Si partimos de la base de que Responsabilidad significa que las personas son conscientes del impacto que tienen sobre otros individuos y sobre el medio físico con el que interactúan (y por consiguiente actúan en consecuencia), entonces podemos afirmar que los afectados tienen el derecho de ser oídos y su opinión tenida en cuenta. De modo que aquellos que tienen el poder tienen la obligación de escuchar y tomar las medidas oportunas que refuercen esos derechos y obligaciones.
Desde que en 1800 Robert Owen, empresario pionero en el cooperativismo y la acción sindical, y cincuenta años más tarde los hermanos Cadbury crearan un modelo de responsabilidad social hacia los clientes y trabajadores, la Responsabilidad Social de las Empresas (RSE) ha evolucionado de tal manera que la podemos definir como: El proceso por el cual las empresas asumen la responsabilidad por las consecuencias sociales, económicas y medioambientales de su actividad, con el objetivo de mejorar su situación competitiva y su valor añadido.
Los actos de las empresas y de los individuos que forman parte de ellas repercuten de manera positiva o negativa en otras empresas, otros individuos u otros procesos. La ética empresarial se ocupa del estudio de las cuestiones normativas de naturaleza moral que se plantean en el mundo de los negocios: la gestión empresarial, la organización de una corporación, las conductas en el mercado, las decisiones comerciales, etc. La ética empresarial en su relación con la RSE intenta alinear los diferentes enfoques dentro de la responsabilidad social, es decir, la búsqueda de modelos que permitan que la contribución de la empresa a la sociedad y al entorno sea lo más justa y valiosa en equilibrio con su resultado económico.
Tomando la empresa como una comunidad de personas que aportan conjuntamente su trabajo directivo, su trabajo operativo y su inversión, es importante conocer los valores por los que se inclinan los grupos de interés, tanto internos como externos (Moreno, Uriarte y Topa (2010). Así, hoy en día es importante tener una cultura corporativa sólida (basada en valores), calidad en los servicios y/o productos como filosofía esencial de la empresa, transparencia no sólo en sus cuentas si no en sus actividades y valores, y contemplando como éstos afectan a sus trabajadores, a sus clientes, inversores, proveedores y el medio físico donde operan.
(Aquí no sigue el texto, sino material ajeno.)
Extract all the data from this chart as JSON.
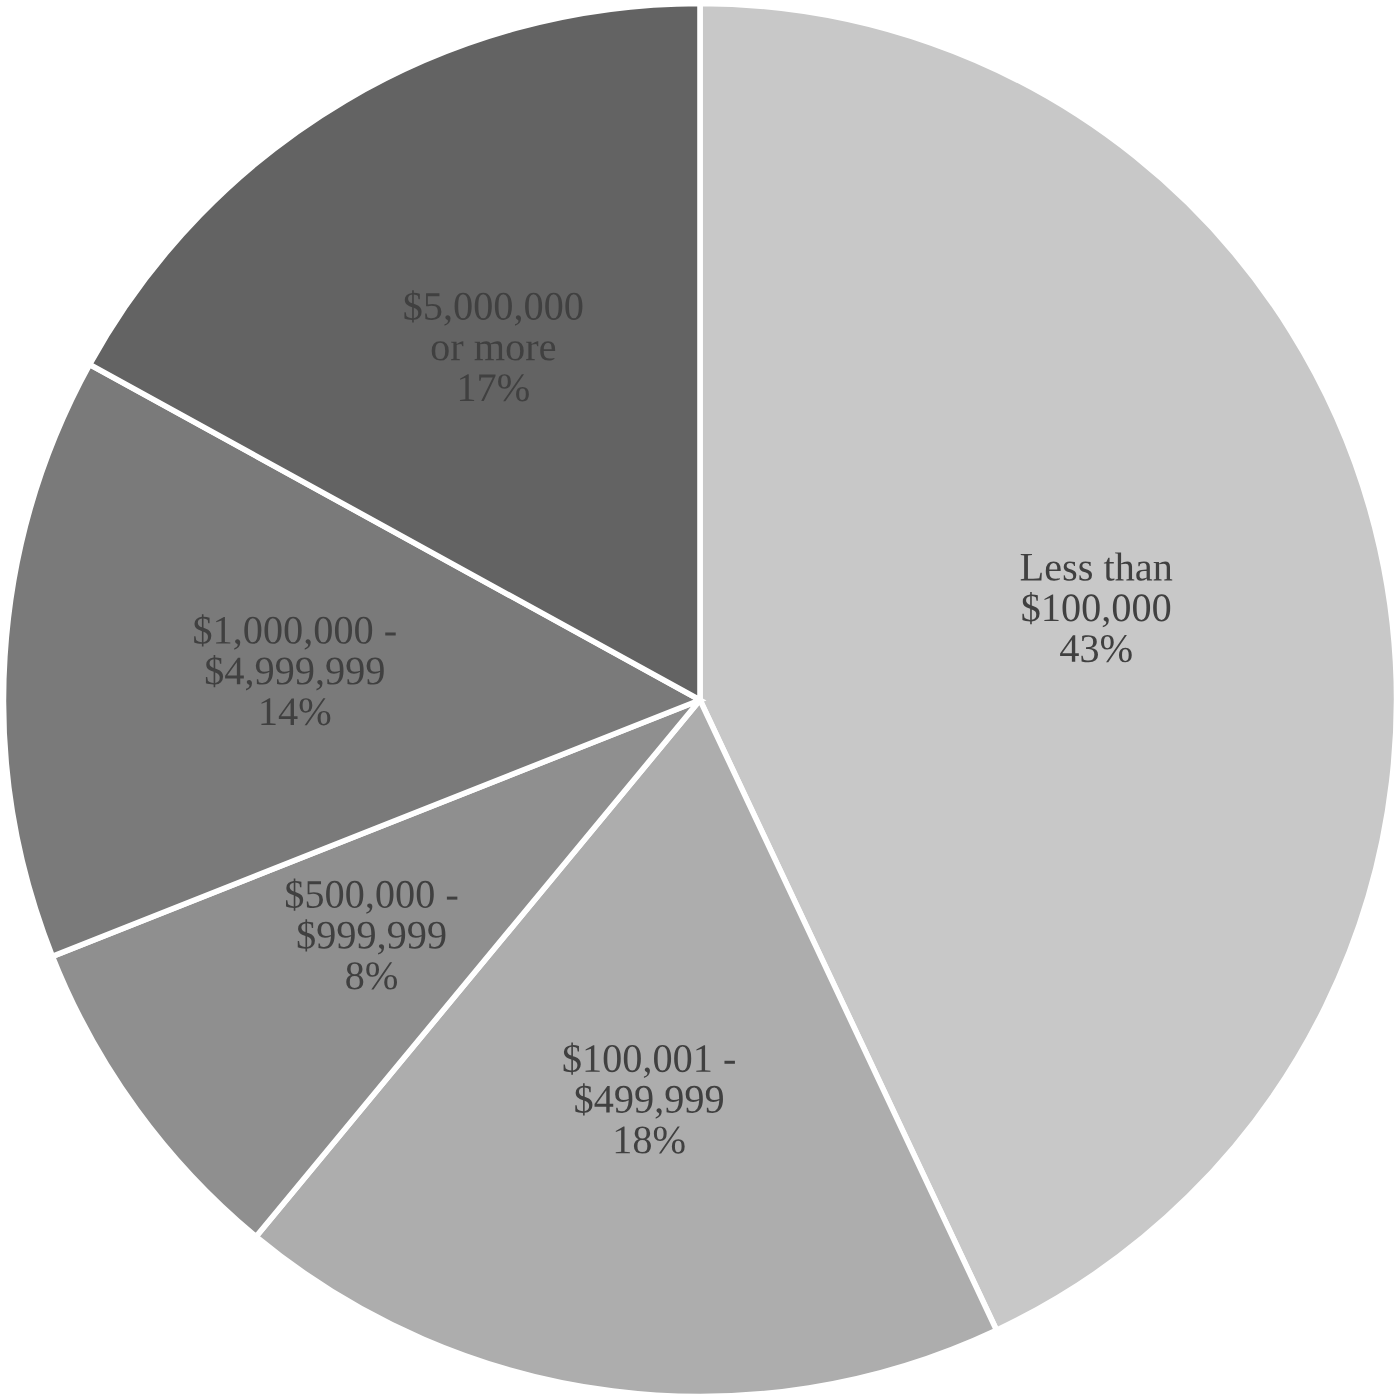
{
  "chart_data": {
    "type": "pie",
    "categories": [
      "Less than\n$100,000",
      "$100,001 -\n$499,999",
      "$500,000 -\n$999,999",
      "$1,000,000 -\n$4,999,999",
      "$5,000,000\nor more"
    ],
    "values": [
      43,
      18,
      8,
      14,
      17
    ],
    "value_labels": [
      "43%",
      "18%",
      "8%",
      "14%",
      "17%"
    ],
    "colors": [
      "#c8c8c8",
      "#adadad",
      "#8f8f8f",
      "#7a7a7a",
      "#636363"
    ],
    "legend": false
  }
}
Sin embargo, algunas empresas sufren limitaciones cuando intentan avanzar hacia prácticas más responsables. Clientes inconstantes e inversores con poca visión a largo plazo fomentan en muchas ocasiones el castigo más que la recompensa a las compañías que buscan hacer lo correcto.
Una economía de libre mercado es aquella que se desenvuelve a través de empresas privadas sin el control directo por parte del gobierno. En ella, los principales procesos y operaciones económicos son llevados a cabo por particulares, ya sean estos consumidores o empresas, a través de las leyes de la oferta y la demanda. Una economía de libre mercado nos da la posibilidad de la libre elección, basándose en la premisa de que los consumidores y empresas son racionales en cuanto que conocen perfectamente sus preferencias y están en condiciones de efectuar todos los cálculos necesarios para alcanzar aquello que se proponen. Este supuesto de racionalidad supone que los consumidores toman sus decisiones bajo lo que les procura la mayor satisfacción posible, máxima potenciación de la utilidad. Así mismo, los consumidores y las empresas contemplan toda formulación social en función de su propia asignación de bienes sin tener en cuenta las consecuencias que tales decisiones pudieran tener en las asignaciones de otros consumidores y/o empresas, es decir, lo que se denomina egoísmo. O como William Jevons afirmaba, los individuos buscan el mayor placer al menor coste (Andrew Schotter, 1985).
Los individuos que conformamos la sociedad somos parte de los valores de las empresas, ya sea porque formamos parte de ellas y/o porque consumimos los productos y servicios que nos ofrecen. La filosofía del Servicio al cliente tiene como eslogan principal “El cliente siempre tiene la razón”. Sin embargo toda regla tiene una excepción, por ejemplo: cuando un comensal rehúsa a pagar la cuenta, cuando un cliente demanda un reembolso total por un daño al bien que él mismo ocasionó, cuando el cliente amenaza con irse a la competencia porque se le está facturando por un servicio fuera de las obligaciones contractuales (como la visita de un técnico).
Por lo tanto, ¿podemos exigir responsabilidad ética a las empresas cuando a veces nuestra propia ética puede estar en entredicho con este tipo de actuaciones? ¿No estamos penalizando, en vez de recompensando, aquellas empresas que bajo nuevas políticas y valores quieren fomentar un desarrollo y una manera de hacer negocios más sostenible? ¿Puede este nuevo modelo de empresas responsables exigir clientes e inversores más responsables?